Приведенные слова показательны и тем, что генерал, судя по всему, воспринимал революционно ориентированную среду как абсолютно неприемлемую цельную массу. В сложный и неоднородный ее характер О.П. Васильковский — как и многие люди его времени, стоявшие на государственническо-охранительных позициях — всматриваться не предполагал.
Сейчас, спустя сто лет, это выглядит проявлением одной из характерных для русской истории трагических ситуаций, когда конфликтующие части социума не способны услышать друг друга…

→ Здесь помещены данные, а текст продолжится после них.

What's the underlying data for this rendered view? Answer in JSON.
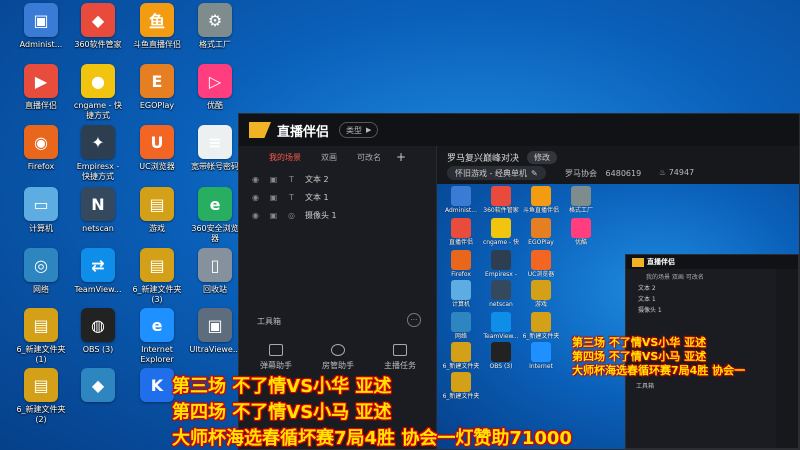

Судьба одного из многочисленных представителей другой, революционной, части тогдашнего российского общества отражена во второй части воспоминаний Бруно Мейснера — Иван Иванович Мейснер. Моя родословная. Публикация и вступительная заметка Игоря Куберского (Звезда, № 3). Найден был этот материал в архиве потомков мемуариста совсем недавно, уже после того, как первая часть записок старого инженера о тяжелейших испытаниях, пережитых в советско-сталинских застенках, была опубликована в «Звезде» в 2016 году (№№ 8, 9) и по итогам года получила премию журнала. Во второй части мемуаров автор рассказывает биографию своего отца, личности — как бы то ни было — незаурядной, разносторонне одаренной: «Был Иван Иванович добрейшим человеком и вместе с тем — пламенным революционером-террористом! И был он крупным изобретателем, отличным инженером самого широкого профиля». Причем обратим внимание на то, что среди многочисленных изобретений И.И. Мейснера были не только бомбы, взрывчатки или ручная граната (купленная у него в 1919 году советской властью для вооружения Красной армии), но и буквенный беспроволочный телеграф, и разработка управления надводными судами и наземными транспортными средствами (оба изобретения были запатентованы Германией, как пишется в мемуарах, «не позднее 1910 года»).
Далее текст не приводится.